Not counting Jadorowsky’s famously ill-fated attempt, the two durable live-action adaptations each arrived at subsequent peaks of American power. David Lynch's 1984 cinematic version and the Sci-Fi channel's 2000 television miniseries hit when Imperial Decline was a thing that happened to other countries, leaving only inevitable End-of-History victor the United States still standing. Against that backdrop, it's easy to read Dune as not a commentary on Lawrence of Arabia (cinematic release, 1962) but a reflection of it, a variation on the familiar form of imperial saviors bending locals to their whim with ultimately unfulfilled promises.
If Dune resonates in 2021, it does so because the collapse of institutions within empire has never been clearer.
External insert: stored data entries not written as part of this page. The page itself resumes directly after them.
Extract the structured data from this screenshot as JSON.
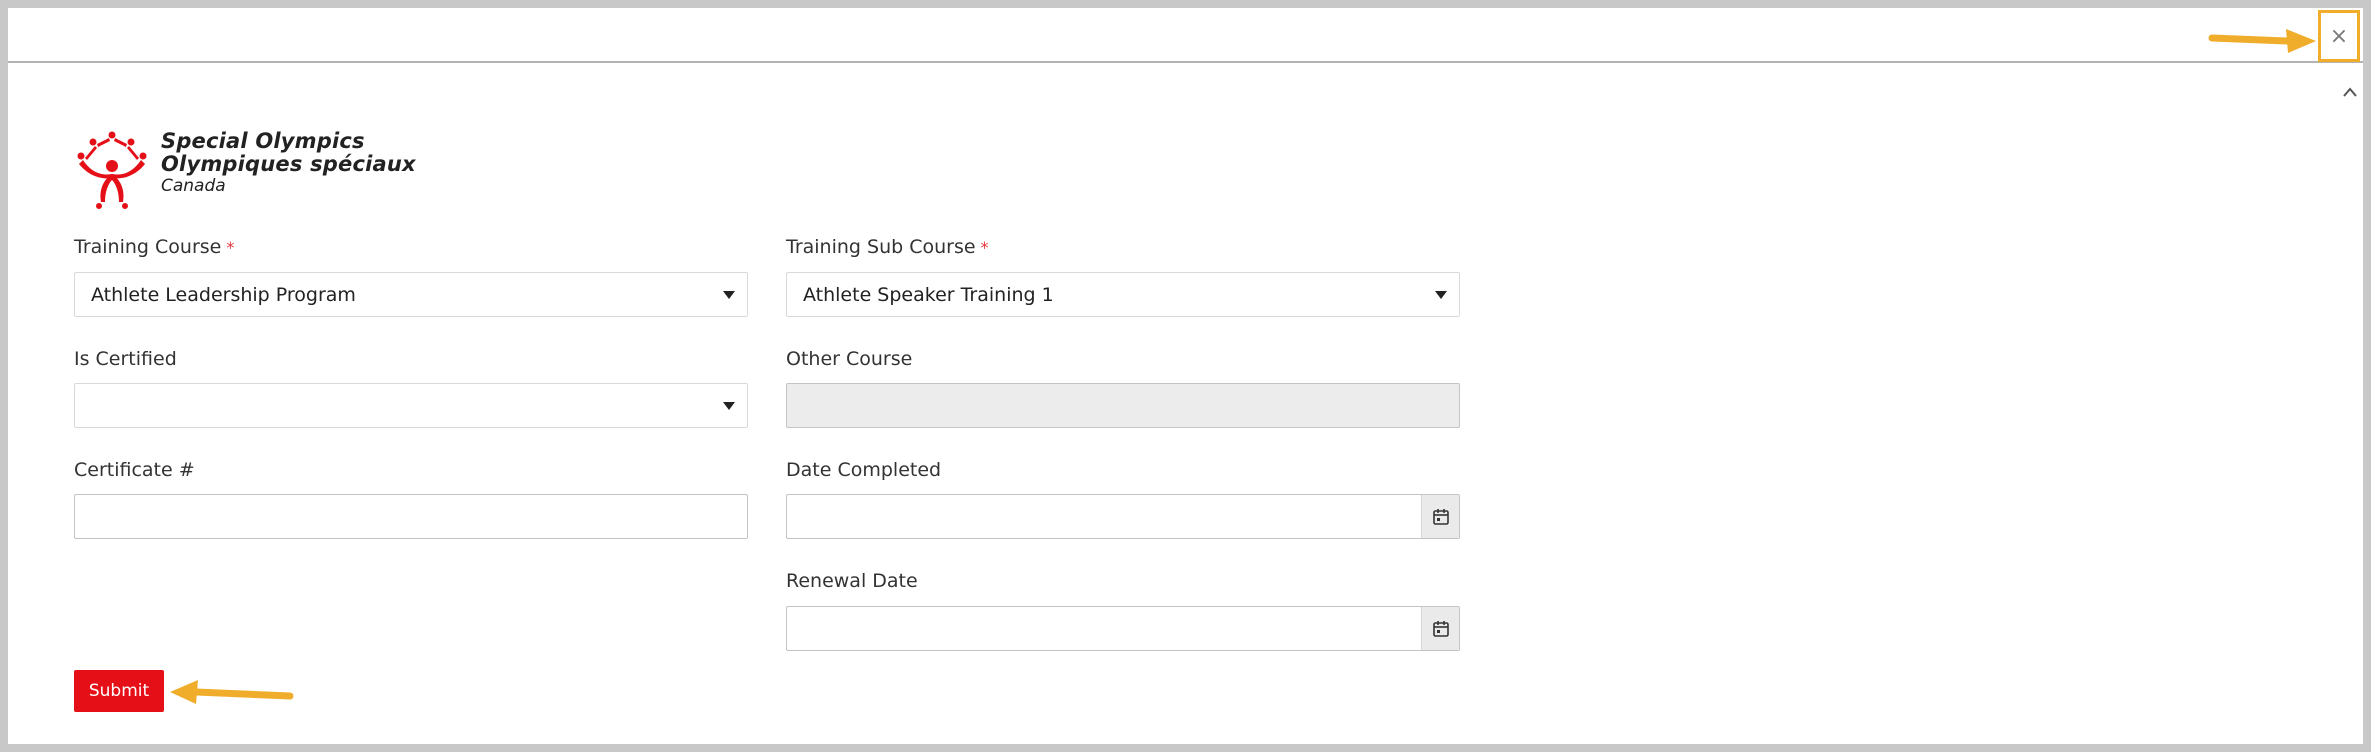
{
  "logo": {
    "line1": "Special Olympics",
    "line2": "Olympiques spéciaux",
    "line3": "Canada"
  },
  "header": {
    "close_symbol": "×"
  },
  "form": {
    "training_course": {
      "label": "Training Course",
      "required": "*",
      "value": "Athlete Leadership Program"
    },
    "training_sub_course": {
      "label": "Training Sub Course",
      "required": "*",
      "value": "Athlete Speaker Training 1"
    },
    "is_certified": {
      "label": "Is Certified",
      "value": ""
    },
    "other_course": {
      "label": "Other Course",
      "value": ""
    },
    "certificate_number": {
      "label": "Certificate #",
      "value": ""
    },
    "date_completed": {
      "label": "Date Completed",
      "value": ""
    },
    "renewal_date": {
      "label": "Renewal Date",
      "value": ""
    },
    "submit_label": "Submit"
  },
  "colors": {
    "brand_red": "#e51017",
    "highlight": "#f0ad2b",
    "required": "#e0353b"
  },
  "icons": [
    "close-icon",
    "calendar-icon",
    "chevron-up-icon",
    "caret-down-icon",
    "special-olympics-logo-icon"
  ]
}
Duke Leto Atreides, ill-fated father of protagonist Paul, rises to foreign occupation in the name of duty, one that may eventually pay off with future wealth. His charisma, central to the casting of Oscar Isaac in the role, is an asset in the Landsraad, the sclerotic deliberative body of galactic governance, and while there's no on-screen evidence of him marshaling a coalition to power, the mere possibility is enough to mark him and his entire line for an elaborating orchestrated death.
Coup-proofing against energetic leadership isn't a new story, yet it feels prescient. The old world is dying, and is doing monstrous things to keep the new world from being born.